5. Performance Metrics and Comparative Results
Prediction accuracy is evaluated systematically:
| Model/Framework | Metric | Value | Context |
|---|---|---|---|
| InceptionV3 (Transfer) | Euclidean loss | Accurate coords | Real/unseen images (Bernardino et al., 2018) |
| KinPreNet (LSTM) | RMSE | ~3.98° | Fused EMG/IMU (Yi et al., 2021) |
| Gradient Boosting (GB) | AUC | 0.942 | Raw knee angles (Nazari et al., 2022) |
| AEPM (Transformer) | RMSE | 3.45° (walk) | Whole-body input (Wang et al., 10 Apr 2024) |
| Spatio-Temporal CNN | RMSE | 3.03° (avg) | 50ms ahead, sEMG (Fu et al., 2023) |
| TempoNet | MAE (200ms) | 2.515° | Outperforms Transformer (Saoud et al., 2023) |
| CNN-LSTM + Transfer | NMAE | 1.09–3.1% | SMLE exoskeleton (Mollahossein et al., 15 Oct 2025) |
Comparative analysis indicates that attention mechanisms, dynamic focus modules, and hierarchical architectures systematically improve long-term prediction accuracy, temporal adaptation, and computational efficiency for real-time applications (Saoud et al., 2023, Saoud et al., 2023). Physics-informed losses, multi-input fusion, and feature decoupling further enhance performance in challenging inter-subject or device-interaction scenarios.
6. Applications and Clinical Implications
Transfer-learning for knee joint angle prediction is applicable to:
- Exoskeleton and prosthesis control: Accurate, low-latency prediction supports feed-forward mechanisms that compensate mechanical delays and enable safe, adaptive assistance across locomotion modes (Saoud et al., 2023, Wang et al., 10 Apr 2024).
- Clinical monitoring and rehabilitation: Rapid model personalization allows for tailored intervention with minimal data, particularly in pathological or post-injury gait (Mollahossein et al., 15 Oct 2025).
- Biomechanical analysis: Holistic transformer-based models incorporating global joint synergies provide insight for sensor placement and movement metrics beyond isolated thigh or knee signals (Wang et al., 10 Apr 2024).
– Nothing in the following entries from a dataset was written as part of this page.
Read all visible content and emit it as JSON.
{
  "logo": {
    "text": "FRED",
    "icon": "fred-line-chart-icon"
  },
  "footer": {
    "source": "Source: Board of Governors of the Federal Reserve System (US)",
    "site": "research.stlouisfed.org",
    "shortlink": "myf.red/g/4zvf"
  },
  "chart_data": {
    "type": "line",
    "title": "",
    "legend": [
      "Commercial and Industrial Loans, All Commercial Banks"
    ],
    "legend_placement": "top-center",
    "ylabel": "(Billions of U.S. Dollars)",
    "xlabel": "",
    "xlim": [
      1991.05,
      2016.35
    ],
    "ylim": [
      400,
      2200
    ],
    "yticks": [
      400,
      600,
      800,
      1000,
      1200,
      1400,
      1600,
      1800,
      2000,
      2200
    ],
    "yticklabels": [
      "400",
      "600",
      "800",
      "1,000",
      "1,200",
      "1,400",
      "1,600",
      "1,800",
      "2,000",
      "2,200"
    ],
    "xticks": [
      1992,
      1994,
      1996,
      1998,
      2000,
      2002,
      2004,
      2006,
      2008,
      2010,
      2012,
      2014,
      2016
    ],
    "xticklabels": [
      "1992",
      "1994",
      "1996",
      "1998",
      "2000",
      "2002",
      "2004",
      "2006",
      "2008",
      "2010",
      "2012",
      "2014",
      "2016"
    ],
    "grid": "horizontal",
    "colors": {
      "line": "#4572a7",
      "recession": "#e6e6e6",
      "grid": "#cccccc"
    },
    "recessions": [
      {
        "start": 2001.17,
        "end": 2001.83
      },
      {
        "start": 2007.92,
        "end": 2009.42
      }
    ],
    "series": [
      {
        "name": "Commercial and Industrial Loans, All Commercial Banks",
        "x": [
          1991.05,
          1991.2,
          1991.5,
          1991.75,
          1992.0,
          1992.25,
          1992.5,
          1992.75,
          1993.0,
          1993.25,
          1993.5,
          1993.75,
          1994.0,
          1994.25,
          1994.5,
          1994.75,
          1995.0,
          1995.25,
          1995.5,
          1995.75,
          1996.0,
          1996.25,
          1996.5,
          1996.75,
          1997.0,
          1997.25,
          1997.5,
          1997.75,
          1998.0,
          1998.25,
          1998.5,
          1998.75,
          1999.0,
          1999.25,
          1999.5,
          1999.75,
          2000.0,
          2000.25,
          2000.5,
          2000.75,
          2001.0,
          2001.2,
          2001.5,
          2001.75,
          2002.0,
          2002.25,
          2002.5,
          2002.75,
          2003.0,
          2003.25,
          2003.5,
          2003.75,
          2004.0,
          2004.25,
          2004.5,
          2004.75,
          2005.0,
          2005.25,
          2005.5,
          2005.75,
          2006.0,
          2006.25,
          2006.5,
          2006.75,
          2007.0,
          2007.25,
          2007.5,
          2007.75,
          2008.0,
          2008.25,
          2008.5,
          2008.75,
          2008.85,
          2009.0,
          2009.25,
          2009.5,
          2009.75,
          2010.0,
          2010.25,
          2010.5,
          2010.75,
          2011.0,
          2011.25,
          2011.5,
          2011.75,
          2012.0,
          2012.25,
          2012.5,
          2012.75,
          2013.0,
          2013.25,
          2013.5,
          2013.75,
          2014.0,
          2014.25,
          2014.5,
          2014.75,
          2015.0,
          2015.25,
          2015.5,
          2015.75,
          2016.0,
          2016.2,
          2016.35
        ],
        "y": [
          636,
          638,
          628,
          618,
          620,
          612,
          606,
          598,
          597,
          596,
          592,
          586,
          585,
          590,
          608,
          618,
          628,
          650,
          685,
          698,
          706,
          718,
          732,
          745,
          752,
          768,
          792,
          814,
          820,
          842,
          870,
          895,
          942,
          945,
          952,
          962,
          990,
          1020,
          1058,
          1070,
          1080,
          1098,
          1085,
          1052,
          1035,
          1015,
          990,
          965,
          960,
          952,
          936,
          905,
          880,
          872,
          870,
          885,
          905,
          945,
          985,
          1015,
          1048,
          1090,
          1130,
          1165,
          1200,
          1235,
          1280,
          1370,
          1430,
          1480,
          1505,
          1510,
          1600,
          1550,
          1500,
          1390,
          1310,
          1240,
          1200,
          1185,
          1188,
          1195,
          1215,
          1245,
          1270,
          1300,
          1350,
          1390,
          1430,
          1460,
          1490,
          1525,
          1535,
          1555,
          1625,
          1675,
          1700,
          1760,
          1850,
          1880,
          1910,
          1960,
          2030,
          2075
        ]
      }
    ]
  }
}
- Marker-free pose estimation refinement: Joint angle modeling and temporal smoothing correct occlusion-induced artifacts and jitter in multi-camera or in-the-wild scenarios, improving outlier correction rates (Peng et al., 15 Jul 2025).
7. Implementation Challenges and Future Directions
- Physiological Validity: Embedding physics-based constraints and biomechanical laws ensures model outputs remain interpretable and clinically plausible (Zhang et al., 2022).
- Minimal Data Transfer: Continued development focuses on reducing the number of required gait cycles for effective fine-tuning, facilitating real-time adaptation for new subjects and device types (Mollahossein et al., 15 Oct 2025).
- Cross-population and multimodal generalization: Strategies such as gait-pattern decoupling, attention-based sensor integration, and probabilistic modeling enhance adaptability to diverse populations, pathologies, and movement scenarios (Fu et al., 2023, Wang et al., 10 Apr 2024).
- Public Availability: Recent frameworks offer open-source code for modular architectures such as TempoNet and AEPM, supporting direct benchmarking and rapid deployment (Saoud et al., 2023, Wang et al., 10 Apr 2024).
A plausible implication is that future models will further integrate whole-body dynamics, uncertainty quantification, and physics-based transfer, advancing both the reliability and adaptability of knee joint angle prediction for biomechanical and clinical deployment.